Last December, we reported on a federal district court’s denial of a motion for preliminary injunction relating to the Archdiocese of Washington’s unsuccessful efforts to post Christmas-season advertising on transit vehicles owned and operated by the Washington Metropolitan Area Transit Authority. Unfortunately for the Archdiocese, Christmas did not come in July either. Last week, the federal Court of Appeals for the D.C. Circuit affirmed the denial of preliminary injunctive relief.
The facts of the case are available on our post regarding the district court’s decision.
On appeal, the appellate court (which included as a panelist Supreme Court nominee Judge Kavanaugh) agreed with the district court. First, the court agreed that the advertising space on WMATA transit vehicles constitutes a non-public forum, where the government can exercise greater control over content yet must adhere to requirements of viewpoint neutrality and reasonableness. In so ruling, the D.C. Circuit joins a majority of federal appeals courts that have now ruled that transit advertising spaces are non-public fora.
Second, the appeals court was unimpressed with the Archdiocese’s arguments that the prohibition on religious content in WMATA transit advertisements is actually a form of viewpoint discrimination. As it did in the court below, the Archdiocese asserted that the prohibition of religious speech in transit advertising favored non-religious viewpoints. But the court of appeals observed that the restriction on religious advertisements prohibited any advertisement on the topic of religion, regardless of its viewpoint. In arriving at that conclusion, the court distinguished Supreme Court cases—including Rosenberger, Lamb’s Chapel, and Good News Club—that had found the exclusion of religious messages to be viewpoint discrimination. In essence, the D.C. Circuit found that WMATA’s prohibition on religious content was broader, and went only to the subject matter of the messages, than the viewpoint-discriminatory regulations at issue in those cases.
Third, the appeals court agreed that the regulation in question was reasonable in light of the purposes of WMATA’s transit advertising forum. The court observed that the transit advertising policy had been adopted after substantial study, and further found that WMATA had been consistent in its application of the advertising policy and had not shown any animus toward religion.

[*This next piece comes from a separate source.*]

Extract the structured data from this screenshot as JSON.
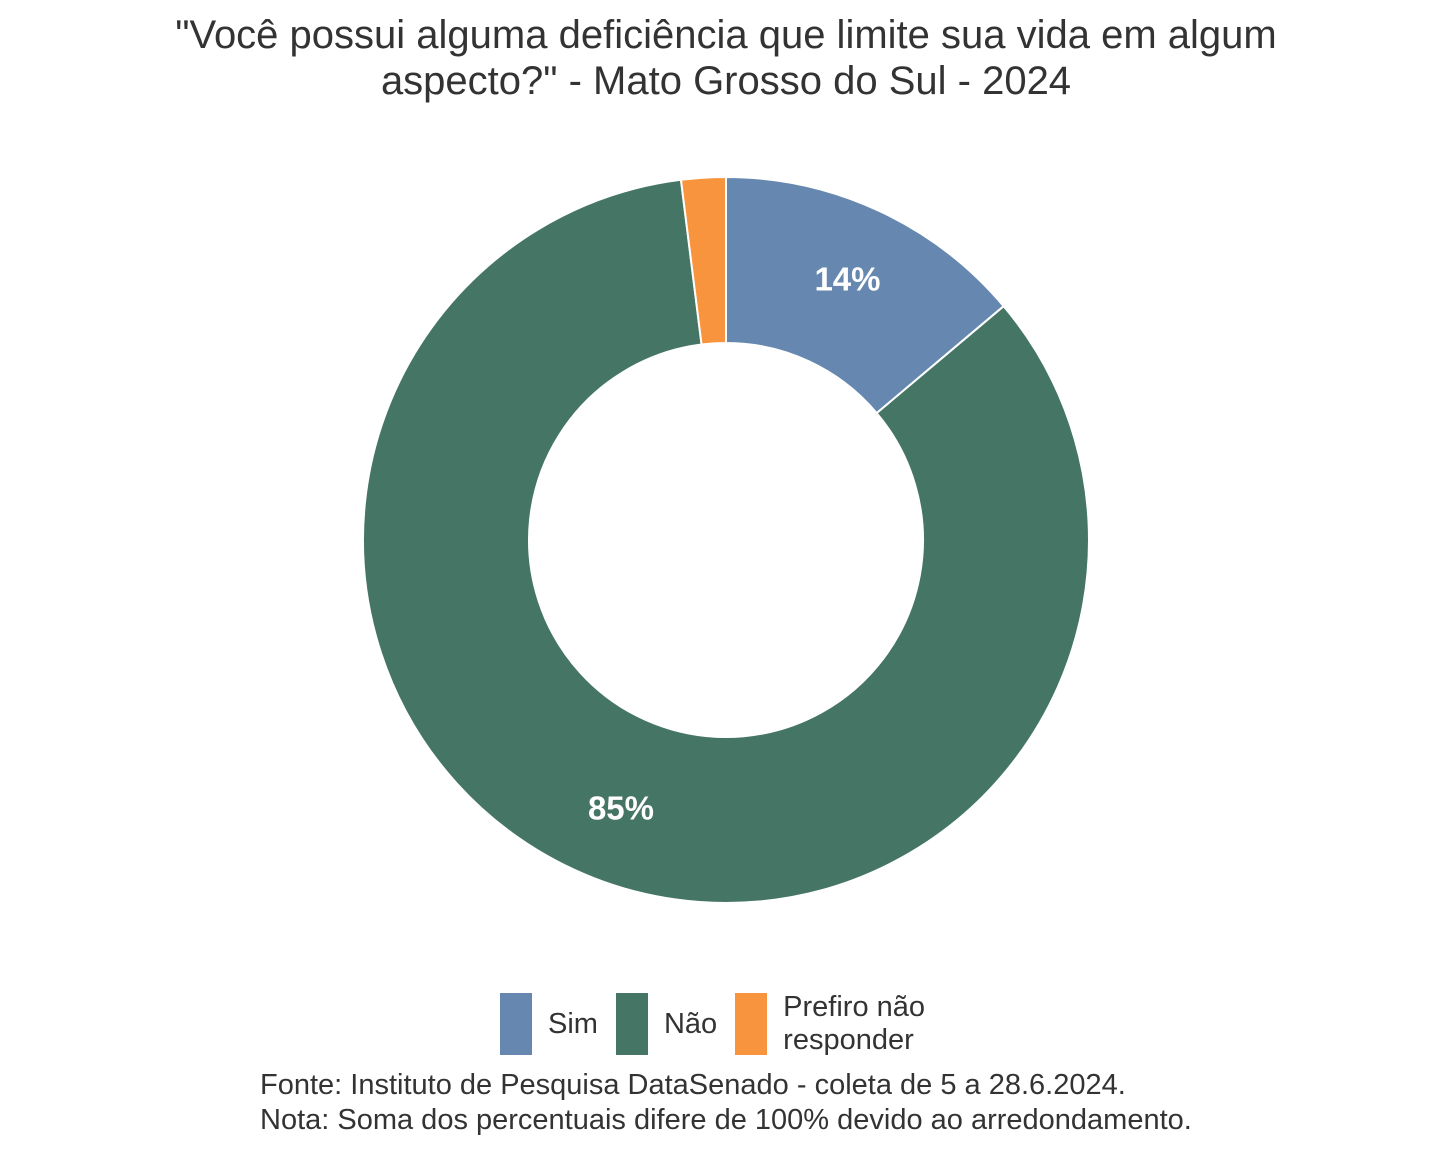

The D.C. Circuit also rejected the Archdiocese’s arguments that the transit advertising policy violated the Free Exercise Clause of the First Amendment and the Religious Freedom Restoration Act. The court could not conclude that the policy had been adopted out of hostility toward religion, or that the policy was directed at religious speakers, and the court further questioned whether RFRA applied to WMATA, as the transit agency is an arm of the Maryland and Virginia state governments (in addition to the District of Columbia), and RFRA does not apply to states.